Sugar moiety has a direct influence on the secondary structure and properties of sturgeon gonadotropin

Sturgeon Acipenser güldenstädti Br. gonadotropic hormone (GTH) β-subunit (β-GTH) was selectively chemically deglycosylated (dg) by anhydrous hydrogen fluoride and trifluoromethane sulfonic acid. Two dgβ-GTH molecular forms retaining 35% (dgβ-GTH1) and 13% (dgβ-GTH2) of their initial carbohydrates were obtained. Investigation of the reassociated α-β hybrid dimers (recombinants) α-GTH+dgβ-GTH1 and α-GTH+dgβ-GTH2 showed that the immunoreactivity with antiserum raised against standard GTH dropped by 22.5%. Hybrid dimers were recognised by the standard GTH antibodies, which indicated that the sugar moiety was not required for the counterpart subunit interaction.
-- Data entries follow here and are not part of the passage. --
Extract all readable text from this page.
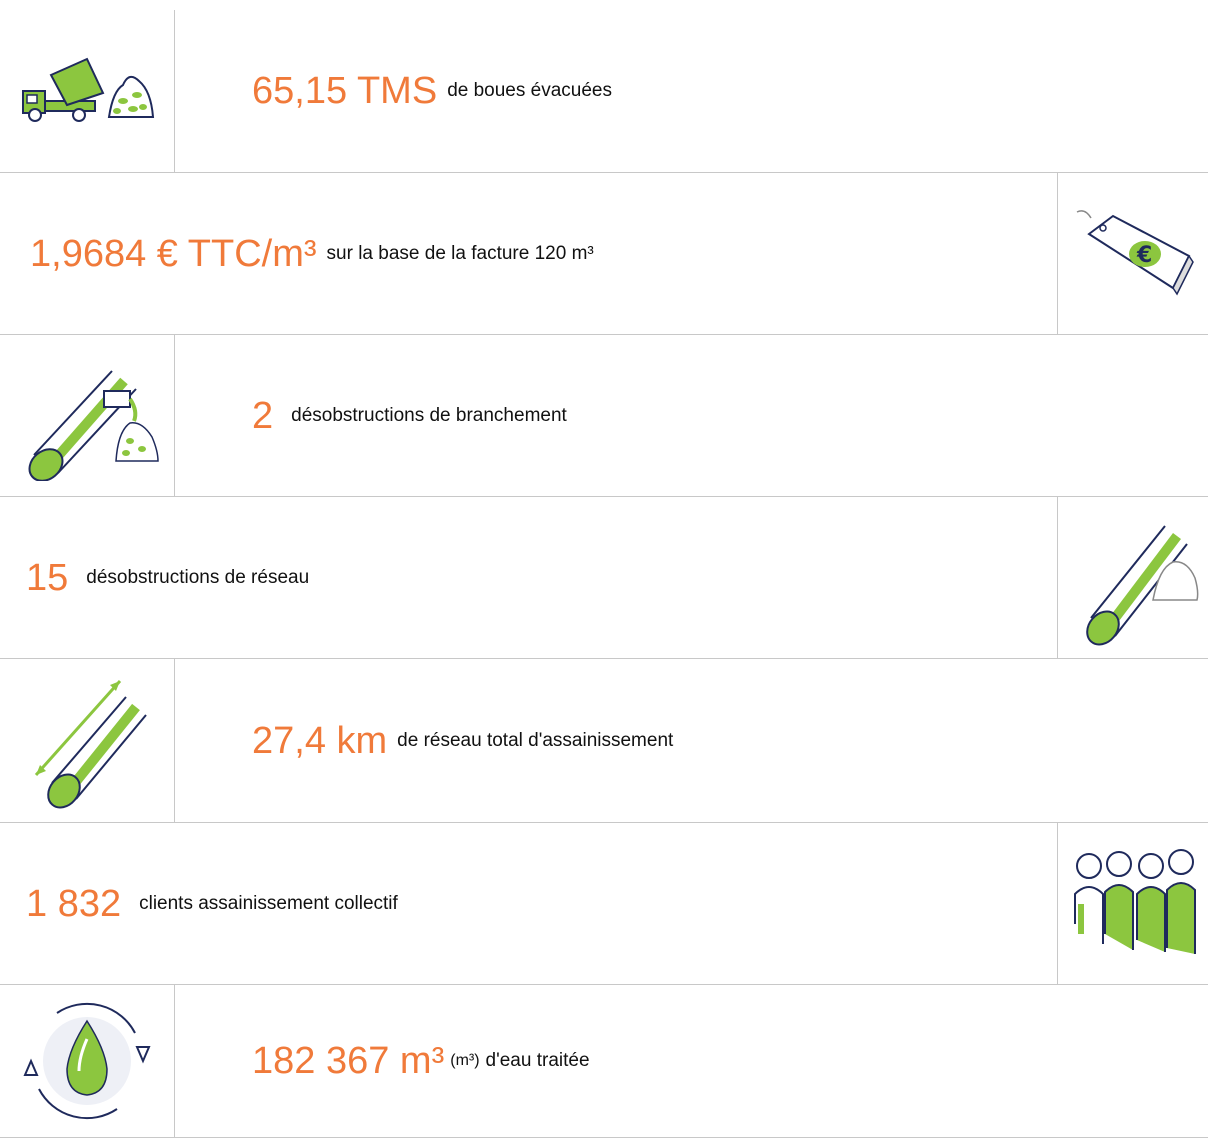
65,15 TMS de boues évacuées
1,9684 € TTC/m³ sur la base de la facture 120 m³	€
2 désobstructions de branchement
15 désobstructions de réseau
27,4 km de réseau total d'assainissement
1 832 clients assainissement collectif
182 367 m³ (m³) d'eau traitée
Hormonal activity of the α-GTH+dgβ-GTH1 dropped twofold while the hybrid dimer α-GTH+dgβ-GTH2 completely lost its activity in in vitro tests on the frog oocytes. CD-spectra indicated considerable changes in the secondary structure of the α-GTH+dgβ-GTH2: content of the β-structures decreased fourfold, but disordered structure content increased by 52% in comparison with that of the standard α-GTH+β-GTH. However, the individual dgβ-GTH1 and dgβ-GTH2 did not show any considerable differences in their secondary structure in comparison with that of the standard subunit β-GTH. It was evident that the slightly changed secondary structure of the dgβ-GTH2 as such might not be able to produce drastic distortions in the hybrid dimer structure. A conclusion is made that the carbohydrate moiety of the β-GTH has a predominant role as a direct stabiliser of the functionally effective secondary structure of the whole sturgeon GTH heterodimeric α-β molecule.